Le lendemain, tu as la désagréable surprise de le voir venir vers toi, bien décidé à te parler. Sans te laisser le temps de l'éviter, il t'attrape par le bras et t'entraine. Une fois à l'écart des autres, tu te dégages d'un geste brusque et lui lance un regard glacé. Pas la force de plaquer un faux sourire sur ton visage, pas assez calme pour te maîtriser. Tu le fixes, bras croisés, bien décidé à lui faire sentir qu'il est indésirable. D'un geste dédaigneux de la main, tu lui signifie que si il veut te parler, il a intérêt à faire vite. Tu as la sensation que l'amour que tu lui portais s'est mué en haine. Une haine qui t'asphyxies, mais tu t'en moques. Ce n'est pas comme si tu avais encore particulièrement envie de respirer, de toute manière.

- Qu'est-ce que tu veux ?

- Te parler. A propos d'hier...

- Je vois pas de quoi tu parles. Si c'est tout ce que tu avais à dire, salut.
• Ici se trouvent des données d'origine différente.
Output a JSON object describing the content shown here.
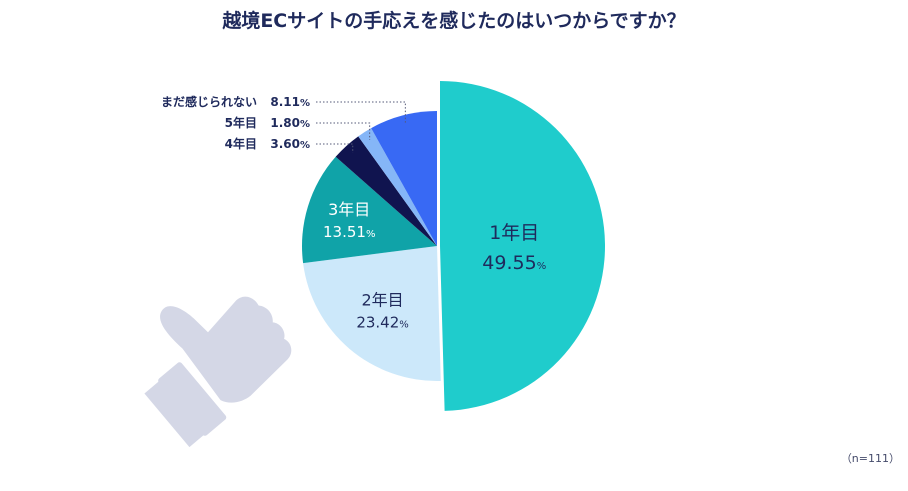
{
  "chart_data": {
    "type": "pie",
    "title": "越境ECサイトの手応えを感じたのはいつからですか？",
    "note": "（n=111）",
    "percent_sign": "%",
    "slices": [
      {
        "label": "1年目",
        "value": 49.55,
        "value_text": "49.55",
        "color": "#1fcccc",
        "text_color": "#1f2a5c"
      },
      {
        "label": "2年目",
        "value": 23.42,
        "value_text": "23.42",
        "color": "#cce8fa",
        "text_color": "#1f2a5c"
      },
      {
        "label": "3年目",
        "value": 13.51,
        "value_text": "13.51",
        "color": "#10a3a8",
        "text_color": "#ffffff"
      },
      {
        "label": "4年目",
        "value": 3.6,
        "value_text": "3.60",
        "color": "#10144f",
        "text_color": "#1f2a5c"
      },
      {
        "label": "5年目",
        "value": 1.8,
        "value_text": "1.80",
        "color": "#85b6f7",
        "text_color": "#1f2a5c"
      },
      {
        "label": "まだ感じられない",
        "value": 8.11,
        "value_text": "8.11",
        "color": "#3869f4",
        "text_color": "#1f2a5c"
      }
    ]
  },
  "decoration": {
    "icon": "thumbs-up-icon",
    "color": "#d4d7e6"
  }
}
- J'ai pas le droit, tu piges ? J'ai pas le droit d'aimer un mec ! Mais quand je t'ai vu, hier, j'ai pas pu m'en empêcher. Merde, Hakkai ! Qu'est-ce que j'y peux si t'es dans tous mes rêves ?! J'me suis juste dit que comme ça, je me sentirais mieux, mais que dalle !

- Donc, je t'ai servi de défouloir sous prétexte que tu fantasmes sur moi, et maintenant c'est "j'ai pas le droit, on oublie tout", c'est ça ? Ce que j'ai bien pu ressentir, tu n'en as rien à faire.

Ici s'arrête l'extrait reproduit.